Réuni face à la presse à Brazzaville, le candidat du Mouvement Républicain (MR) à l’élection présidentielle des 12 et 15 mars 2026, Mélaine Destin GAVET ELENGO, a présenté son rapport électoral le mardi 24 mars 2026. Dans un discours dense et sans concession, il a rejeté les résultats provisoires proclamés par le gouvernement, dénoncé de graves irrégularités et appelé à un dialogue national inclusif. Celui-ci, selon lui, doit passer par la libération des prisonniers politiques, le retour des exilés politiques et l’ouverture d’une transition politique fondée sur la justice et la réconciliation nationale, suivie de la tenue d’une élection véritablement démocratique et transparente.
Dès l’ouverture de cette conférence de presse, présentée comme la dernière activité venant refermer la parenthèse électorale, Mélaine Destin GAVET ELENGO a adopté un ton grave et rassembleur. Le candidat du Mouvement Républicain a tenu à saluer l’engagement populaire autour de son projet politique, « Le changement vers un Congo prospère », qu’il présente comme une alternative crédible au système en place.
« En ce moment décisif pour l’avenir de notre pays, je m’adresse au peuple congolais avec responsabilité et respect. Merci pour votre courage, votre mobilisation et votre fidélité à l’idéal du changement. Rien n’est perdu d’avance », a-t-il déclaré. Pour lui, le combat engagé dépasse sa personne et s’inscrit dans une dynamique historique de réveil citoyen.
Un processus électoral jugé profondément vicié
Répondant aux questions des journalistes, le candidat du MR s’est montré particulièrement sévère à l’égard du déroulement du scrutin. Il conteste fermement les résultats qu’il juge falsifiés, estimant que leur acceptation constituerait une « trahison morale ». « Ma conscience m’interdit d’accepter de tels résultats. Les accepter, ce serait renoncer à ma carrière politique et à la vérité », a-t-il affirmé.
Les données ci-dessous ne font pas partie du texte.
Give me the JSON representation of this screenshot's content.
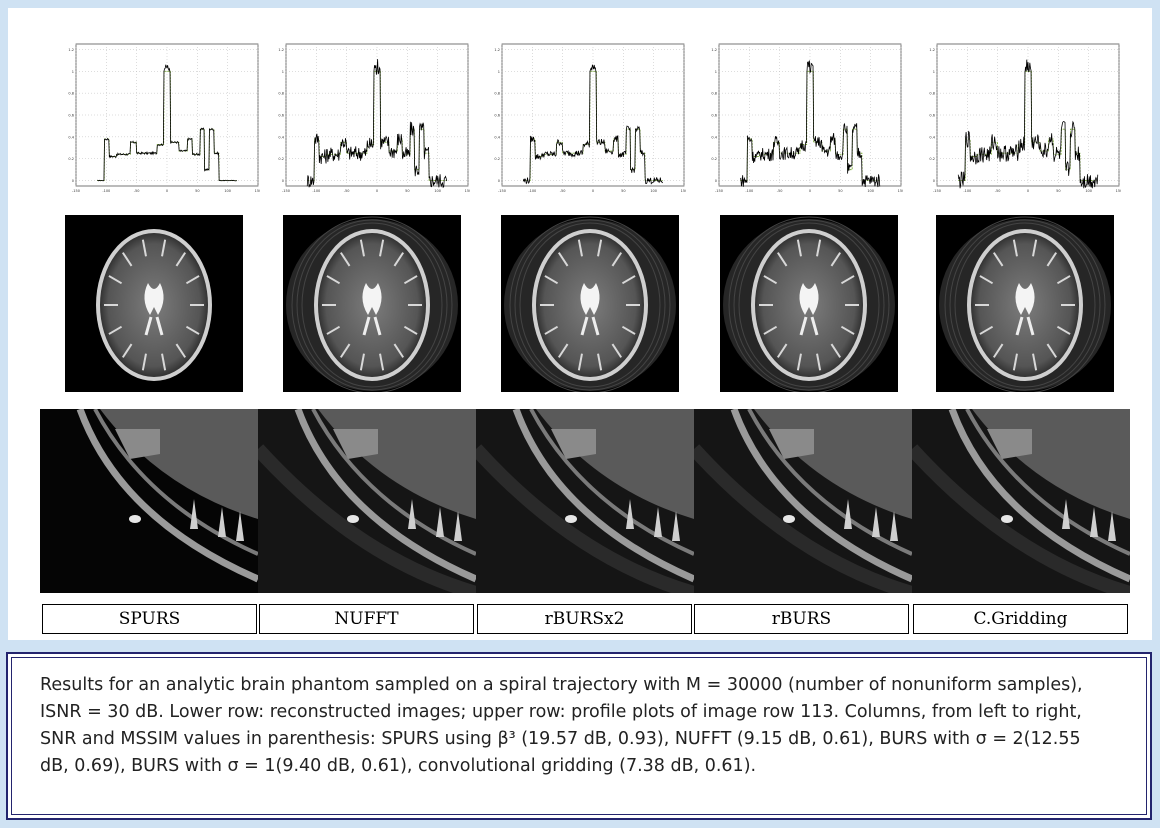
{
  "columns": [
    {
      "label": "SPURS",
      "tick_labels": [
        "-150",
        "-100",
        "-50",
        "0",
        "50",
        "100",
        "150"
      ]
    },
    {
      "label": "NUFFT",
      "tick_labels": [
        "-150",
        "-100",
        "-50",
        "0",
        "50",
        "100",
        "150"
      ]
    },
    {
      "label": "rBURSx2",
      "tick_labels": [
        "-150",
        "-100",
        "-50",
        "0",
        "50",
        "100",
        "150"
      ]
    },
    {
      "label": "rBURS",
      "tick_labels": [
        "-150",
        "-100",
        "-50",
        "0",
        "50",
        "100",
        "150"
      ]
    },
    {
      "label": "C.Gridding",
      "tick_labels": [
        "-150",
        "-100",
        "-50",
        "0",
        "50",
        "100",
        "150"
      ]
    }
  ],
  "y_tick_labels": [
    "0",
    "0.2",
    "0.4",
    "0.6",
    "0.8",
    "1",
    "1.2"
  ],
  "caption": "Results for an analytic brain phantom sampled on a spiral trajectory with M = 30000 (number of nonuniform samples), ISNR = 30 dB. Lower row: reconstructed images; upper row: profile plots of image row 113. Columns, from left to right, SNR and MSSIM values in parenthesis: SPURS using β³ (19.57 dB, 0.93), NUFFT (9.15 dB, 0.61), BURS with σ = 2(12.55 dB, 0.69), BURS with σ = 1(9.40 dB, 0.61), convolutional gridding (7.38 dB, 0.61).",
  "colors": {
    "background": "#cfe2f3",
    "border": "#23246e",
    "reference_line": "#7aa83a",
    "profile_line": "#000000"
  },
  "chart_data": [
    {
      "type": "line",
      "title": "",
      "xlabel": "",
      "ylabel": "",
      "xlim": [
        -150,
        150
      ],
      "ylim": [
        -0.05,
        1.25
      ],
      "grid": true,
      "series": [
        {
          "values_noise": 0.01
        },
        {
          "values_noise": 0.0
        }
      ]
    },
    {
      "type": "line",
      "title": "",
      "xlabel": "",
      "ylabel": "",
      "xlim": [
        -150,
        150
      ],
      "ylim": [
        -0.05,
        1.25
      ],
      "grid": true,
      "series": [
        {
          "values_noise": 0.07
        },
        {
          "values_noise": 0.0
        }
      ]
    },
    {
      "type": "line",
      "title": "",
      "xlabel": "",
      "ylabel": "",
      "xlim": [
        -150,
        150
      ],
      "ylim": [
        -0.05,
        1.25
      ],
      "grid": true,
      "series": [
        {
          "values_noise": 0.03
        },
        {
          "values_noise": 0.0
        }
      ]
    },
    {
      "type": "line",
      "title": "",
      "xlabel": "",
      "ylabel": "",
      "xlim": [
        -150,
        150
      ],
      "ylim": [
        -0.05,
        1.25
      ],
      "grid": true,
      "series": [
        {
          "values_noise": 0.06
        },
        {
          "values_noise": 0.0
        }
      ]
    },
    {
      "type": "line",
      "title": "",
      "xlabel": "",
      "ylabel": "",
      "xlim": [
        -150,
        150
      ],
      "ylim": [
        -0.05,
        1.25
      ],
      "grid": true,
      "series": [
        {
          "values_noise": 0.08
        },
        {
          "values_noise": 0.0
        }
      ]
    }
  ]
}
Le plus jeune challenger du président sortant à cette élection évoque un processus marqué par des manipulations massives : bourrages d’urnes, usage abusif des procurations, votes multiples, corruption d’agents électoraux et entraves au travail des délégués. « Ce que nous avons vécu durant cette élection relève d’une criminalité électorale organisée. Les chiffres ont été inventés, les procès-verbaux falsifiés. On ne peut pas demander à un peuple de croire à un mensonge aussi grossier », a-t-il dénoncé.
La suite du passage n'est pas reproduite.